Aturan Pembagian Harta Gono Gini yang Masih Kredit
Terbaru

Aturan Pembagian Harta Gono Gini yang Masih Kredit

Harta gono gini adalah harta bersama milik suami-istri yang diperoleh selama mereka berdua dalam perkawinan.

Willa Wahyuni
Bacaan 3 Menit

Untuk menentukan siapa yang berhak memiliki harta kredit tersebut, sesuai dengan Pasal 32 ayat (2) UU Perkawinan, yaitu rumah tempat kediaman (harta kredit) sebagaimana dimaksud ayat (1) pasal ini ditentukan oleh suami-istri secara bersama.

Sehingga jika, sepasang suami-istri memutuskan untuk bercerai, maka terhadap harta tersebut harus ditentukan pembagiannya. Hal ini sesuai Pasal 37 UU Perkawinan yang menyatakan bahwa bila perkawinan putus perkawinan, harta bersama diatur menurut hukumnya masing-masing.

Terdapat beberapa kemungkinan putusan hakim bila harta bersama yang masih proses kredit tersebut dibawa ke Pengadilan, yaitu:

1.  Hakim dapat memutuskan agar harta bersama yang sedang di kredit tersebut dijual melalui over kredit kepada pihak ketiga, yang hasil keuntungannya dibagi seperdua bagian menjadi hak mantan istri dan seperdua menjadi bangian mantan suami.

2. Hakim dapat memutuskan sisa hutang yang belum dibayarkan dari pembelian harta bersama kredit tersebut yaitu seperdua menjadi tanggungan mantan suami dan seperdua menjadi tanggungan mantan istri.

Namun, tidak menutup kemungkinan hakim menyatakan tidak menerima gugatan pembagian harta gono gini bila statusnya masih dalam kredit dengan dasar hukum SEMA No. 3 Tahun 2018 tentang Pemberlakuan Rapat Pleno Kamar MA Tahun 2018, huruf d Rumusan Kamar Agama Perkara Keluarga.

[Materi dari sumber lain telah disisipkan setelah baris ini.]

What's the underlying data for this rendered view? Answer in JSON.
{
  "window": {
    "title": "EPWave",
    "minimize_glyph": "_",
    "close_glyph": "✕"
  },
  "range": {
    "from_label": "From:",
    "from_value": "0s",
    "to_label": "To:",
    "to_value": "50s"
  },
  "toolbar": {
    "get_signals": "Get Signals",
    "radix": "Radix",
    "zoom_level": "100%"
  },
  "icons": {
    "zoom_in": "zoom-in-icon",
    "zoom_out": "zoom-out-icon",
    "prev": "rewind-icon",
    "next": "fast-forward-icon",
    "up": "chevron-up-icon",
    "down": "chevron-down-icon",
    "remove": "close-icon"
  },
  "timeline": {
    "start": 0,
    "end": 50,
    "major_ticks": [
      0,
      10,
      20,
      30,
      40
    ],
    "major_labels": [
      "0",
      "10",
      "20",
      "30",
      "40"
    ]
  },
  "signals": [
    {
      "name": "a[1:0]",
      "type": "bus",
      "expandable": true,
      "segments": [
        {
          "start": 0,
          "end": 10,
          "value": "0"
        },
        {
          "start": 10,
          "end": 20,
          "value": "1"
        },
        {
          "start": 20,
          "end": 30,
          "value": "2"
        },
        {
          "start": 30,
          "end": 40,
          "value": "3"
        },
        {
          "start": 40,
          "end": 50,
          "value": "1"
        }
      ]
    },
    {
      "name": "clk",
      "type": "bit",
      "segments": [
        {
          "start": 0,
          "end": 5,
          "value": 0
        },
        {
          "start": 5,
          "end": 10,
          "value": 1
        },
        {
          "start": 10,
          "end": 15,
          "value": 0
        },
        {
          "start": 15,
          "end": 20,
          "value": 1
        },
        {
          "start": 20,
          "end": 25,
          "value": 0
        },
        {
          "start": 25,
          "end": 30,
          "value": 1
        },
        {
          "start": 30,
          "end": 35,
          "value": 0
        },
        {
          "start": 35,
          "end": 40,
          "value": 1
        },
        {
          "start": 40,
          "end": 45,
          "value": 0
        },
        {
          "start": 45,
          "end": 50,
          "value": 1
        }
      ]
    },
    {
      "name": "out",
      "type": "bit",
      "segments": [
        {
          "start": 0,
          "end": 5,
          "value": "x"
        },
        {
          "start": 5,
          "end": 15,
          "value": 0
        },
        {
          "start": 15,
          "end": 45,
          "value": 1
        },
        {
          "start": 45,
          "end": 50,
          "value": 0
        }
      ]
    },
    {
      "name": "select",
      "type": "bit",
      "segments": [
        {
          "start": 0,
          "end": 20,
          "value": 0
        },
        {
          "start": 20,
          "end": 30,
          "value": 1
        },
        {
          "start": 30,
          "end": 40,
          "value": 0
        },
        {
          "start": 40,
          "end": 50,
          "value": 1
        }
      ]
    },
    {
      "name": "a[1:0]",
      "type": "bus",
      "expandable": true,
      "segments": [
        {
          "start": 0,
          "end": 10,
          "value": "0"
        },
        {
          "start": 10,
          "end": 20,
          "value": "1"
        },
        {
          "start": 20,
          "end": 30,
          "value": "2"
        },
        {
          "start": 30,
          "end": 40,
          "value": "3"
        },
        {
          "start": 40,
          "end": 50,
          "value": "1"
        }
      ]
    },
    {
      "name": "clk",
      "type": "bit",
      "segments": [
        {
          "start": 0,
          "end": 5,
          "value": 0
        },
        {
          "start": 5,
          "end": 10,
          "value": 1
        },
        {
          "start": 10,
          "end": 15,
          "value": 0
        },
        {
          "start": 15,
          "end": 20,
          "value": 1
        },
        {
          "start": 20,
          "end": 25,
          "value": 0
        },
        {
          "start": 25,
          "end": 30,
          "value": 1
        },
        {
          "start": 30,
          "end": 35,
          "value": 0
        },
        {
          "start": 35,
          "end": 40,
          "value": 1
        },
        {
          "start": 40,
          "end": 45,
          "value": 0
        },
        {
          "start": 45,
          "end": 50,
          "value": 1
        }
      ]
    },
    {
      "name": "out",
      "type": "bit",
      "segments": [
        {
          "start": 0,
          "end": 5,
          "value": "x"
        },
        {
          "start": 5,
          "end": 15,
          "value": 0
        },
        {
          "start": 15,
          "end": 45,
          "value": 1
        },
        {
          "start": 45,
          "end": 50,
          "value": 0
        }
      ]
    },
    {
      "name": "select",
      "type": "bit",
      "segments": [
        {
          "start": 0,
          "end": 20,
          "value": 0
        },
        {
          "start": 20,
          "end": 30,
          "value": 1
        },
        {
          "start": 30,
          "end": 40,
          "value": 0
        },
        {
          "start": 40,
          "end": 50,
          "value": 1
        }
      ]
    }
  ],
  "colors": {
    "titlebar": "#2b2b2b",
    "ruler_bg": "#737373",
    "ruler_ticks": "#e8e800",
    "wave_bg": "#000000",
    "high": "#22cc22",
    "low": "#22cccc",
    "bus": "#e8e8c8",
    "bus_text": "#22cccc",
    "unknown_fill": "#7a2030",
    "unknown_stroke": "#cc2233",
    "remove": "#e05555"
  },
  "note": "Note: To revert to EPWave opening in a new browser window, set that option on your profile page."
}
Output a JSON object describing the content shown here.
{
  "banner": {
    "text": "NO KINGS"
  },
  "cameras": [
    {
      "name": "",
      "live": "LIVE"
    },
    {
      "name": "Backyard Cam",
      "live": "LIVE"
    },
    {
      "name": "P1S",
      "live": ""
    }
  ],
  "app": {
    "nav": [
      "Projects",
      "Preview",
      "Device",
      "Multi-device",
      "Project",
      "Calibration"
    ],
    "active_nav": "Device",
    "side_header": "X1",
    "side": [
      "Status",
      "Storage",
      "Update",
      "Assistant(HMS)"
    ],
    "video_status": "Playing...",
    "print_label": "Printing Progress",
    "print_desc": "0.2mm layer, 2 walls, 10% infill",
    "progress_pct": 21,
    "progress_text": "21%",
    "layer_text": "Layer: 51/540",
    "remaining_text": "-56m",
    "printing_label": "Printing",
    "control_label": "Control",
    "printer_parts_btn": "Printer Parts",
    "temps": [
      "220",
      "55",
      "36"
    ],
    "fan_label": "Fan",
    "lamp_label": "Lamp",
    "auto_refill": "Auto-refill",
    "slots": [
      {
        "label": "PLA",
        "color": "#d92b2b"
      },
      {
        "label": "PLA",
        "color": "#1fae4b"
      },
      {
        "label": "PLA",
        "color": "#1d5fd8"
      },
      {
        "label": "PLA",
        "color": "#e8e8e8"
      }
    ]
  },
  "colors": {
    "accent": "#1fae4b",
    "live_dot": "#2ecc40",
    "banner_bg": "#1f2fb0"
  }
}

Putusan itu berbunyi, gugatan harta bersama yang objek sengketanya masih diagunkan sebagai jaminan utang atau objek tersebut mengandung sengketa kepemilikan akibat transaksi kedua dan seterusnya, maka gugatan atas objek tersebut harus dinyatakan tidak dapat diterima.

Hal inilah yang harus dibicarakan oleh suami-istri mengenai pembagian harta bersama dalam kondisi kredit tersebut, apakah akan dijual dan dibagi sebesar harta tersebut, atau diserahkan kepada salah satu pihak atau dihibahkan kepada pihak ketiga yaitu anak dan orang tua.

Mengenai pembayaran kredit tersebut, hal itu tetap menjadi tanggung jawab suami-istri atas pembayaran kredit. Pihak bank tentu tidak akan mencampuri urusan pribadi suami-istri sehingga pembayaran kredit akan terus berjalan sesuai dengan perjanjian kredit hingga jatuh tempo.

Untuk memperjelas nasib kredit tersebut, suami-istri perlu kesepakatan terkait harta kredit, apakah akan dijual, over kredit, diteruskan dengan pembayaran kewajiban berdua atau dihibahkan kepada pihak lain.